The defendants were accused of helping organize and arrange the fatal attack on Politkovskaya. But the suspected gunman — a third Makhmudov brother, Rustam — is said to be hiding abroad, and prosecutors have not named anyone believed to have ordered her killing.

Dzhabrail Makhmudov was accused of driving his brother Rustam to the building. Prosecutors say Ibragim Makhmudov warned of Politkovskaya’s impending arrival with a telephone call to Dzhabrail. Khadzhikurbanov allegedly planned details of the attack, recruited the Makhmudov brothers and acquired the Makarov pistol and with a silencer for the shooting.

Video tapes from the lobby of Politkovskaya’s building showed one man dressed in black, with a black baseball cap pulled down low to obscure his face pulling the trigger.

"Everything is still ahead — the investigators now have to start a proper investigation," said Karina Moskalenko, a prominent lawyer who represented Politkovskaya’s family at the trial. "The more time goes by, the harder it gets."

Jury trials in Russia still flawed and infrequent
Juries were introduced in Russia in the post-Soviet era and tend to acquit suspects at a much higher rate than judges. Yet judicial watch organisations still say Russia is slow in adopting the process, and only a handful of cases actually ever see a jury – and when juries are left to make decisions, they are made based on shoddy cases submitted by prosecutors.

Medvedev’s embrace of civil society still puzzling
Medvedev’s aims in drawing nearer to the human rights community and opposition press still remain puzzling. When Novaya Gazeta reporter Anistasiya Baburova was gunned down last month, Medvedev delivered his condolences to the paper’s editor personall.

By contrast, when Politkovskaya was murdered, then President Putin  – Medvedev’s mentor who all but handed him the presidency – coldly dismissed Poltikovskaya as “insignificant” in an interview with German media.

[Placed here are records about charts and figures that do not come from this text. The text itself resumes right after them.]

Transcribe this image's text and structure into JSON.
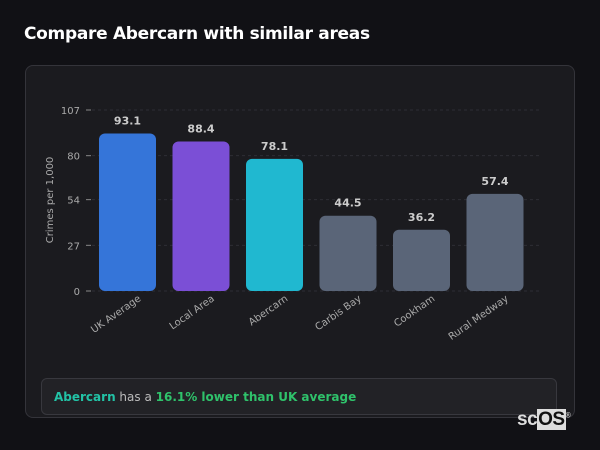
{
  "header": {
    "title": "Compare Abercarn with similar areas"
  },
  "chart_data": {
    "type": "bar",
    "title": "",
    "xlabel": "",
    "ylabel": "Crimes per 1,000",
    "categories": [
      "UK Average",
      "Local Area",
      "Abercarn",
      "Carbis Bay",
      "Cookham",
      "Rural Medway"
    ],
    "values": [
      93.1,
      88.4,
      78.1,
      44.5,
      36.2,
      57.4
    ],
    "value_labels": [
      "93.1",
      "88.4",
      "78.1",
      "44.5",
      "36.2",
      "57.4"
    ],
    "colors": [
      "#3575d9",
      "#7b4fd6",
      "#20b8d0",
      "#5a6578",
      "#5a6578",
      "#5a6578"
    ],
    "yticks": [
      "0",
      "27",
      "54",
      "80",
      "107"
    ],
    "ytick_values": [
      0,
      27,
      54,
      80,
      107
    ],
    "ylim": [
      0,
      107
    ],
    "grid": true
  },
  "summary": {
    "area": "Abercarn",
    "middle": " has a ",
    "comparison": "16.1% lower than UK average"
  },
  "watermark": {
    "prefix": "sc",
    "boxed": "OS",
    "mark": "®"
  }
}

Also restored earlier this month was the 36-member presidential council on human rights, a liaison group between the Kremlin and civil society groups in Russia that Putin has let lay fallow upon leaving office.

Presidential human rights council member sceptical

One member of this newly restored council, prominent human rights activist and head of St. Petersburg Citizens’ Watch rights watchdog, Boris Pustyntsev, confirmed there was an element of double speak in Medvedev cozying up to the human rights community.

“Medvedev apparently doesn’t wish to conclusively part with his liberal image, so the Council was restored and makes regular hopeful announcements,” said Pustyntsev in an email interview with Bellona Web.

“So far (…) he and Putin are as before one team. We have long grown used to this team saying one thing and doing another,” said Pustyntsev, who is also a board member of the Environmental Rights Centre Bellona, Bellona’s St.Petersburg office. 

But Pustyntsev was quick to point out that some good could come of the circumstances Medvedev is apparently opening up. “Medvedev, after all is not a professional KGB company man” like Putin, said Pustyntsev.

“The conditions for his own preferences in foreign and domestic policy to arise that are separate from the Putin teams exists, he said.

“But we don’t know the most important aspect: to what degree these two men (Putin and Medvedev) are business partners. If it is a serious partnership, then all remaining considerations are on the back burner, and they will continue to work as one team despite specific disagreements,” said Pustyntsev.

“If Medvedev has not managed to financially tie himself to the Kremlin cart, then he could, in principle, become a free agent,“ he said.